Ouvriers dans la société française . XIXe-XXe siècle (Les) by Gérard Noiriel

Ouvriers dans la société française . XIXe-XXe siècle (Les) by Gérard Noiriel

Auteur:Gérard Noiriel
La langue: fra
Format: epub
Éditeur: Points
Publié: 2016-06-14T16:00:00+00:00


UN MOUVEMENT OUVRIER TRÈS AFFAIBLI PAR LA GUERRE

La mobilisation ouvrière décrite dans le chapitre 3, si elle atteint son paroxysme dans les premières années du siècle, n’en reste pas moins très vigoureuse jusqu’à la fin de la Première Guerre mondiale. En effet, en dépit du déracinement, de l’hétérogénéité du personnel, de l’étroite surveillance policière, la combativité du personnel travaillant dans les usines d’armement est impressionnante. A la poudrerie de Bergerac par exemple, sont rassemblés plus de 11 000 ouvriers de toutes origines : 4 822 « mobilisés », 708 civils, environ 3 000 femmes, 2 000 « coloniaux » (Nord-Africains, Indochinois et Chinois) et 326 prisonniers. En 1917, le syndicat compte pourtant plus de 4 300 adhérents ! Un peu partout, les militants de la CGT favorables à l’Union sacrée sont débordés par les révolutionnaires. En dépit des prises de position de Merrheim, la propagande pacifiste prend de l’ampleur. Dans la région parisienne, on compte en 1917 plus de 42 000 grévistes, dont 90 % de femmes. De même à Bordeaux, le préfet estime que « le mot de révolution est dans toutes les bouches. L’on en parle dans tous les milieux comme d’une chose fatale ». Dans le Gard, de nouvelles grèves éclatent en juin 1918, en pleine offensive allemande. Et même dans les Vosges, au cœur de la Lorraine « patriotique », les premiers arrêts de travail se produisent dès 1916 ; les grèves reprennent en mai-juin 1917. En 1918, nombre d’usines sont paralysées jusqu’au début 1920. Certes, les causes de ces mouvements tiennent principalement aux conditions déplorables dans lesquelles sont placés alors les travailleurs de ces établissements. La hausse des prix très rapide s’accompagne d’un accroissement autoritaire de la durée du travail ; le pain, la viande manquent et, souvent, les ouvriers de l’extérieur sont logés dans des baraquements. A cela s’ajoutent la « secousse liée à un déracinement qui s’est opéré dans des conditions dramatiques, la nostalgie du pays abandonné à l’invasion, l’anxiété quant au sort des familles3 ». Mais si la résignation ne l’emporte pas sur la volonté de lutte, malgré l’énorme pression nationaliste qui s’exerce (en jouant notamment sur la culpabilité par rapport à ceux qui sont au front), cela est dû aussi aux traditions de lutte collective cimentées depuis les combats de la fin du XIXe siècle.

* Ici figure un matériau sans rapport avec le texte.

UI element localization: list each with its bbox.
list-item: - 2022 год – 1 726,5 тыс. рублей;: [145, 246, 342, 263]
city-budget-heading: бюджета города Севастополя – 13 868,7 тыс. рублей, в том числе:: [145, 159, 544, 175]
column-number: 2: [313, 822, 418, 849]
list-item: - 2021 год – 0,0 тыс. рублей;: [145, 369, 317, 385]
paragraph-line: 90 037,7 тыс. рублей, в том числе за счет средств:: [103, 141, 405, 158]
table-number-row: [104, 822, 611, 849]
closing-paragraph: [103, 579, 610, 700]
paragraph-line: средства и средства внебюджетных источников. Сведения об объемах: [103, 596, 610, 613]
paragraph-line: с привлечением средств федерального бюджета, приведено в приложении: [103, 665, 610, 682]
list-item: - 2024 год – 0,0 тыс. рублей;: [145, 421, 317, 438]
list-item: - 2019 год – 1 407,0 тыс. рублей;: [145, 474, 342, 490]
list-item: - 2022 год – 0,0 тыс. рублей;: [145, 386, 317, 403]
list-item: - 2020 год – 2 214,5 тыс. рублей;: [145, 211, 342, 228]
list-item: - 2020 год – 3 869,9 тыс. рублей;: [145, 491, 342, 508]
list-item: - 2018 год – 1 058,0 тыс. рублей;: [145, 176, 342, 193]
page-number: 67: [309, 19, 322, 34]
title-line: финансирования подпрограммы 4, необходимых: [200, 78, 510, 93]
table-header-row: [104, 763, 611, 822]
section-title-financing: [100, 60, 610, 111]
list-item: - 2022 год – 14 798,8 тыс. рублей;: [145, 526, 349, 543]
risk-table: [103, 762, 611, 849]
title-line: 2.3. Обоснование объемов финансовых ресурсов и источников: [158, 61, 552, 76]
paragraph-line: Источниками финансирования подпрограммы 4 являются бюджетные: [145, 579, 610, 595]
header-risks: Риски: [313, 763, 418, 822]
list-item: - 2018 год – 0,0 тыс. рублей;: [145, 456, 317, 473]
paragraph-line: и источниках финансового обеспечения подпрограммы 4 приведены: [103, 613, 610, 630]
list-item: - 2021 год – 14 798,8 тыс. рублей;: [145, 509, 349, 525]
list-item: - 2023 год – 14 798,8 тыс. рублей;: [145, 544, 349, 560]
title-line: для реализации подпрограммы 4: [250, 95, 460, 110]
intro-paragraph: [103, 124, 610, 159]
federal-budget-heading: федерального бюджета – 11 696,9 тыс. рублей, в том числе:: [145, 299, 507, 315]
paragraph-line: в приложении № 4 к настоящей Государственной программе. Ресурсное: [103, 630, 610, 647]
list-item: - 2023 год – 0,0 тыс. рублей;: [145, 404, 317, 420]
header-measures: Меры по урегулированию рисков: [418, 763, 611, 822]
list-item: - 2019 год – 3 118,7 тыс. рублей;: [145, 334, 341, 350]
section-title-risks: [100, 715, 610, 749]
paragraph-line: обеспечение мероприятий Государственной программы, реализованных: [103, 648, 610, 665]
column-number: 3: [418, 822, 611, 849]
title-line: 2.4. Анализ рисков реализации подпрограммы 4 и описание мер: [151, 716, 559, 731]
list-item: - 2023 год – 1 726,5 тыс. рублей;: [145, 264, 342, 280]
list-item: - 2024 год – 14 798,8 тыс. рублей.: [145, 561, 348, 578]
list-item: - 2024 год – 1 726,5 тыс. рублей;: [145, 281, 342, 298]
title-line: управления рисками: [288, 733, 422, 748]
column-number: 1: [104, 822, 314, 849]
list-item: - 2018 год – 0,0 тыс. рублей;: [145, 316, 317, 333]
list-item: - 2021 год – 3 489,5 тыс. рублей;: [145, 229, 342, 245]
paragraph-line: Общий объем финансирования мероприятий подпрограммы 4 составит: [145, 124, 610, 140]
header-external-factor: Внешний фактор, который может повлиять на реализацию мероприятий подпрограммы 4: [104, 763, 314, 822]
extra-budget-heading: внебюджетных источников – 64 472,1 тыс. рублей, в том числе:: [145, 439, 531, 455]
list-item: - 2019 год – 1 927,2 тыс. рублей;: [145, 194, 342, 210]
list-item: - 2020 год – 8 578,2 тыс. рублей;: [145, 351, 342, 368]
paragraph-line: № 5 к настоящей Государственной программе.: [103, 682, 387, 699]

Dans le contexte international révolutionnaire qui prévaut au lendemain de la guerre, l’effervescence est à son comble. Les grèves de 1919-1920 mobilisent en France des millions de personnes. Le 1er mai 1919, 500 000 manifestants défilent à Paris ; les affrontements avec la police font un mort. Tout au long de l’année, de multiples conflits se déroulent dans le bâtiment, le textile, la construction navale. Mais c’est surtout dans l’industrie métallurgique et chimique de la région parisienne que la mobilisation est massive. Le 1er juin, 150 000 personnes cessent le travail, la grève générale est évitée de justesse. L’année 1920 est surtout marquée par la grève des cheminots. L’arrêt total du trafic est décidé pour le 1er mai.